Re: IPA -> Ascii website
From: | Tristan Alexander McLeay <zsau@...> |
Date: | Friday, October 19, 2001, 7:47 |
At 10.41 p.m. 18.10.2001 -0400, you wrote:
>On Thu, 18 Oct 2001 21:04:34 +1000, Tristan Alexander McLeay
><zsau@...> wrote:
>
> >Um.. I've seen OE before, but that's obviously not good. If people don't
> >mind me making a suggestion:
> >
> >OE Ligature: <&>
> >ae Ligature: <&\>
> >u-dashed: <1\>
>
>Lately I've been using [æ] for the ae ligature.

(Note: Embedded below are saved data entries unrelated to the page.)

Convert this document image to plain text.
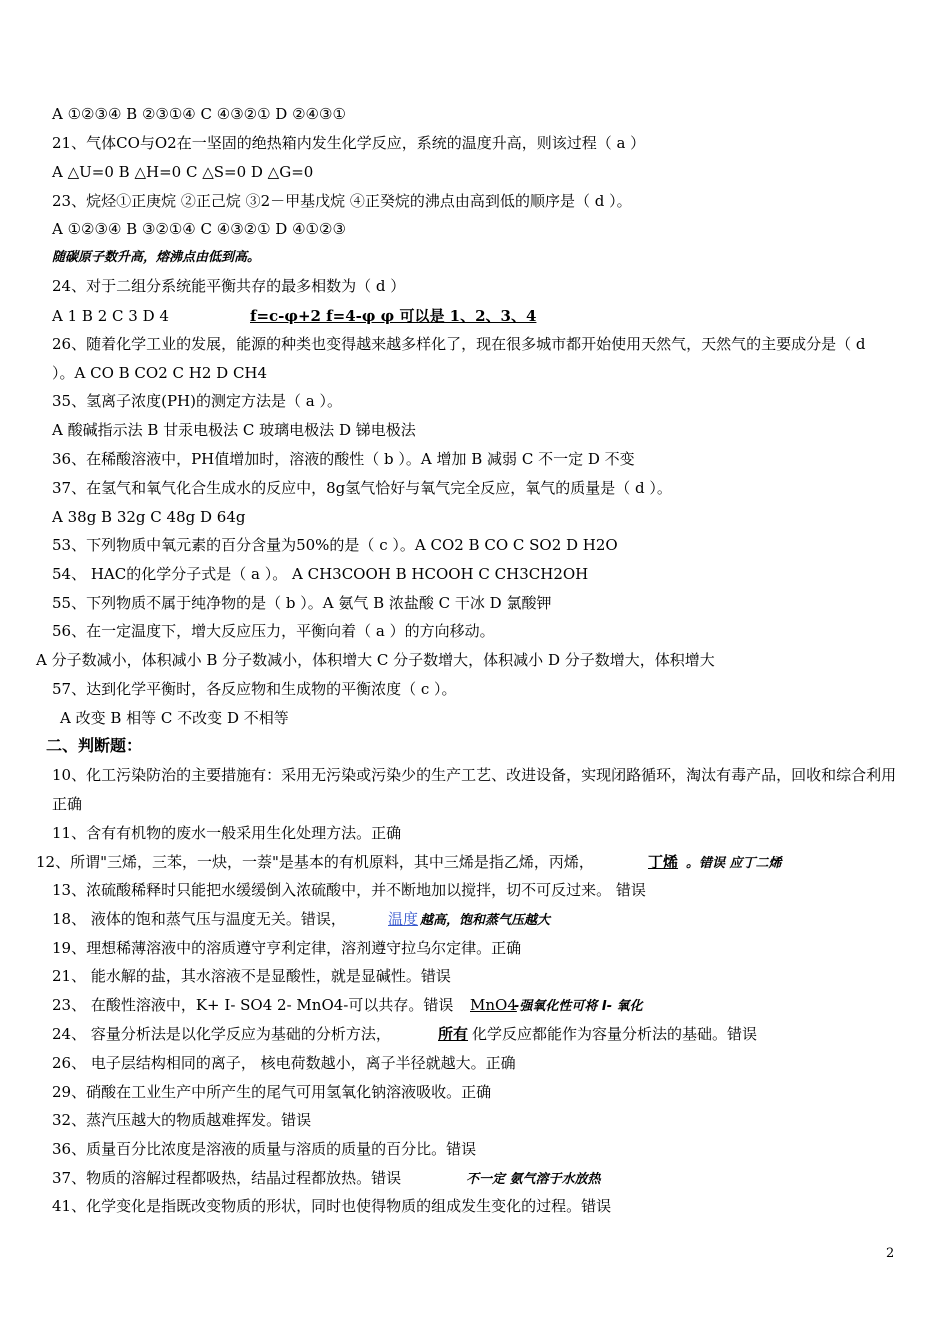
A ①②③④ B ②③①④ C ④③②① D ②④③①
21、气体CO与O2在一坚固的绝热箱内发生化学反应，系统的温度升高，则该过程（ a ）
A △U=0 B △H=0 C △S=0 D △G=0
23、烷烃①正庚烷 ②正己烷 ③2－甲基戊烷 ④正癸烷的沸点由高到低的顺序是（ d ）。
A ①②③④ B ③②①④ C ④③②① D ④①②③
随碳原子数升高，熔沸点由低到高。
24、对于二组分系统能平衡共存的最多相数为（ d ）
A 1 B 2 C 3 D 4	f=c-φ+2 f=4-φ φ 可以是 1、2、3、4
26、随着化学工业的发展，能源的种类也变得越来越多样化了，现在很多城市都开始使用天然气，天然气的主要成分是（ d
）。A CO B CO2 C H2 D CH4
35、氢离子浓度(PH)的测定方法是（ a ）。
A 酸碱指示法 B 甘汞电极法 C 玻璃电极法 D 锑电极法
36、在稀酸溶液中，PH值增加时，溶液的酸性（ b ）。A 增加 B 减弱 C 不一定 D 不变
37、在氢气和氧气化合生成水的反应中，8g氢气恰好与氧气完全反应，氧气的质量是（ d ）。
A 38g B 32g C 48g D 64g
53、下列物质中氧元素的百分含量为50%的是（ c ）。A CO2 B CO C SO2 D H2O
54、 HAC的化学分子式是（ a ）。 A CH3COOH B HCOOH C CH3CH2OH
55、下列物质不属于纯净物的是（ b ）。A 氨气 B 浓盐酸 C 干冰 D 氯酸钾
56、在一定温度下，增大反应压力，平衡向着（ a ）的方向移动。
A 分子数减小，体积减小 B 分子数减小，体积增大 C 分子数增大，体积减小 D 分子数增大，体积增大
57、达到化学平衡时，各反应物和生成物的平衡浓度（ c ）。
A 改变 B 相等 C 不改变 D 不相等
二、判断题：
10、化工污染防治的主要措施有：采用无污染或污染少的生产工艺、改进设备，实现闭路循环，淘汰有毒产品，回收和综合利用
正确
11、含有有机物的废水一般采用生化处理方法。正确
12、所谓"三烯，三苯，一炔，一萘"是基本的有机原料，其中三烯是指乙烯，丙烯，	丁烯 。错误 应丁二烯
13、浓硫酸稀释时只能把水缓缓倒入浓硫酸中，并不断地加以搅拌，切不可反过来。 错误
18、 液体的饱和蒸气压与温度无关。错误，	温度 越高，饱和蒸气压越大
19、理想稀薄溶液中的溶质遵守亨利定律，溶剂遵守拉乌尔定律。正确
21、 能水解的盐，其水溶液不是显酸性，就是显碱性。错误
23、 在酸性溶液中，K+ I- SO4 2- MnO4-可以共存。错误 MnO4
-强氧化性可将 I- 氧化
24、 容量分析法是以化学反应为基础的分析方法，	所有 化学反应都能作为容量分析法的基础。错误
26、 电子层结构相同的离子， 核电荷数越小，离子半径就越大。正确
29、硝酸在工业生产中所产生的尾气可用氢氧化钠溶液吸收。正确
32、蒸汽压越大的物质越难挥发。错误
36、质量百分比浓度是溶液的质量与溶质的质量的百分比。错误
37、物质的溶解过程都吸热，结晶过程都放热。错误	不一定 氨气溶于水放热
41、化学变化是指既改变物质的形状，同时也使得物质的组成发生变化的过程。错误
2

Although emails are _supposed_ to be encoded in Latin-1 these days, not all
readers and servers are capable of dealing with eight-bit characters such
as <ash>. Anyway, the point of ascii-IPAs is that it is in ascii.
>The central u is another
>problem. Anything out of the ordinary like [1\] would need to be explained
>every time it's used.
Not if everyone started to use it.
>On the one hand, it might be confusing to have lots
>of minor variations of ASCII-IPA rather than one or two commonly used
>standards. But on the other hand, X-SAMPA is clunky enough that it
>practically begs for improvements. It's easy to forget that ["] is primary
>stress and ['] is another way to write the palatalized diacritic, while [']

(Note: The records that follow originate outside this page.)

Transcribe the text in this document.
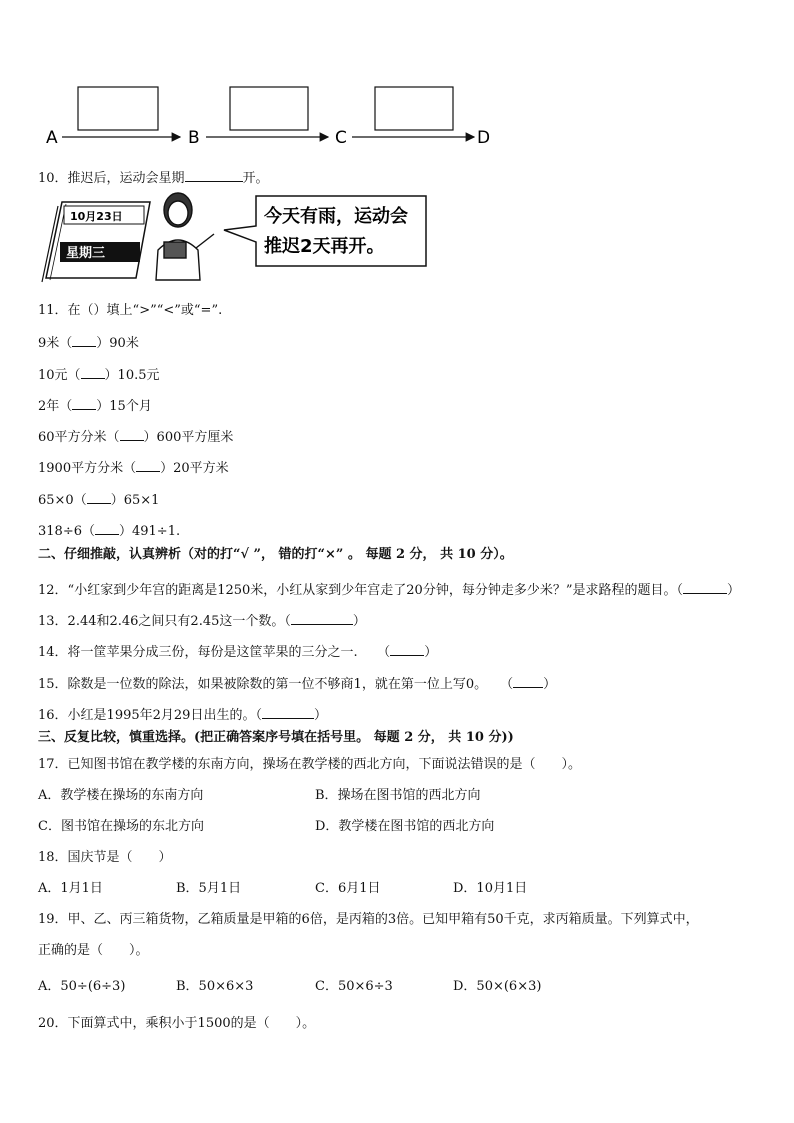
A	B	C	D
10．推迟后，运动会星期	开。
10月23日
星期三
今天有雨，运动会
推迟2天再开。
11．在（）填上“>”“<”或“=”.
9米（ ）90米
10元（ ）10.5元
2年（ ）15个月
60平方分米（ ）600平方厘米
1900平方分米（ ）20平方米
65×0（ ）65×1
318÷6（ ）491÷1.
二、仔细推敲，认真辨析（对的打“√ ”， 错的打“×” 。 每题 2 分， 共 10 分）。
12．“小红家到少年宫的距离是1250米，小红从家到少年宫走了20分钟，每分钟走多少米？”是求路程的题目。（	）
13．2.44和2.46之间只有2.45这一个数。（	）
14．将一筐苹果分成三份，每份是这筐苹果的三分之一.　　（	）
15．除数是一位数的除法，如果被除数的第一位不够商1，就在第一位上写0。　　（ ）
16．小红是1995年2月29日出生的。（	）
三、反复比较，慎重选择。(把正确答案序号填在括号里。 每题 2 分， 共 10 分))
17．已知图书馆在教学楼的东南方向，操场在教学楼的西北方向，下面说法错误的是（　　）。
A．教学楼在操场的东南方向	B．操场在图书馆的西北方向
C．图书馆在操场的东北方向	D．教学楼在图书馆的西北方向
18．国庆节是（　　）
A．1月1日	B．5月1日	C．6月1日	D．10月1日
19．甲、乙、丙三箱货物，乙箱质量是甲箱的6倍，是丙箱的3倍。已知甲箱有50千克，求丙箱质量。下列算式中，
正确的是（　　）。
A．50÷(6÷3)	B．50×6×3	C．50×6÷3	D．50×(6×3)
20．下面算式中，乘积小于1500的是（　　）。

>would make more sense as primary stress, and I can't see any reason not to
>use [,] for secondary stress. These sorts of minor changes pass by almost
>unnoticed, becoming almost a standard of their own.
The more logical and internally-consistant _j can by used in X-Sampa, thus
_j is the recommended palatisation mark in CX-Sampa. And I agree with you
on the issue of secondary stress. % is a really dodgy marker.